Пожалуй, прав Головкин: извернётся Пётр Павлович и сделает всё, чтобы мир сохранить. Тут и его интерес, кроме государственного: отпустит его султан в своё отечество.
А канцлер продолжал рассуждать:
— Турок всё более пужает, ибо силы в нём прежней не осталось, всю израсходовал. А новую вряд ли станет собирать. Слышно, главный их духовник сильно противился войне. И ноне на том стоит.
Пётр и сам понимал, что султан всё больше пугает, однако за его сливой стояли всё те же короли-науськиватели. Вот отчего надо торопить турок с отсылкою Карла — он, почитай, главный смутитель, и султан, надо полагать, одно ухо к нему клонит. Ох, великая тут нужна игра, искусная, тонкая, дабы выйти без урону.
А Шафиров заворачивая всё круче: «Ежели наше обязательство не будет исполнено, то мы безвозвратно пропадём и мир разорвётся, а надобно разсудить, что и после нашей погибели будет турки уже теперь ободрились и так пеияют на везиря, что до бело не допустил, и могут они собрать войска вдвое пред нынешним; в на кого у нас надежда была, те не посмеют ворохнуться от страха, и теперь все злы на нас и клянут, где увидят, ибо многим гибель приключилась...»
— Пужают, шибко пужают нашего Петра Павлыча, — успокоительно бормотал канцлер. — Он же не из храброго десятка. Не вижу резону нам, опасаться.
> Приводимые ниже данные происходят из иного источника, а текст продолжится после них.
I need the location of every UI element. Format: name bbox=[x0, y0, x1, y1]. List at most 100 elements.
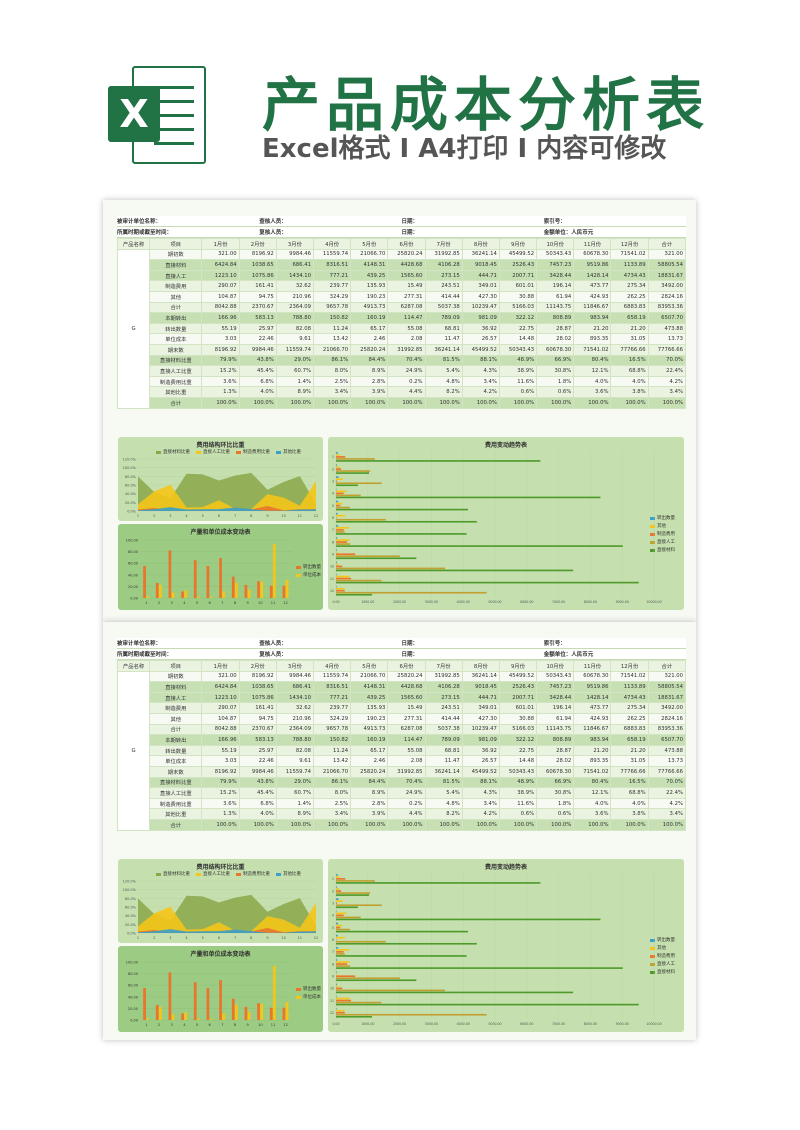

— Отписать ему: пусть-де турок взвесит выгоды свои. Азова, Таганрога, Каменного Затона и прочего не видать им. Прикажу приостановить разрушенье и сдачу. Пущай держит оборону стойко.
Как всегда, с отдалением от потрясших событий острота их в памяти всё притуплялась и притуплялась. И уж казалось, что турку чрезмерно много уступлено, что мало торговались, что поспешили...
Теперь нет нужды в поспешении. Осмотрительность прежде всего, каждый шаг надо выверить. Шафирова наставлять в твёрдости и той же осмотрительности.
Внушить ему: особа посла ограждается государями и законом во всём подлунном мире.
Пётр — он ныне по пасу не царь всея Руси и многая прочая, а всего только путешествующий дворянин Пётр Михайлов, — выглянул в окно кареты. Осень пока ещё робко оказывала себя. Под колёсами потрескивали сухие листья: чем дальше на север, тем лиственный ковёр всё гуще, всё плотней и цветастей. Но лето всё ещё держалось, всё не хотело уступать. Деревья не торопились ронять листву. А воздух был чист и прозрачен под небом всё ещё летней выцветшей голубизны.
В полях трудился народ. Завидев кортеж, люди разгибались и, приложив ладони к глазам, долго глядели вслед. Для них это было редкое и занимательное зрелище в их бедной зрелищами жизни. Его потом долго будут обсуждать и разгадывать.
Пётр неожиданно высунул руку из окна и помахал крестьянам. Ждал: оживятся и помашут в ответ. Но они оставались недвижимы, словно этот жест относился не к ним либо не мог относиться к ним. В самом деле, им, как видно, и в голову не могло прийти, что некий вельможа приветствовал их из окна кареты: то были два полярных яруса — самый нижний и самый верхний. Они никогда не соприкасались. И на этот раз не могли и не хотели соприкоснуться.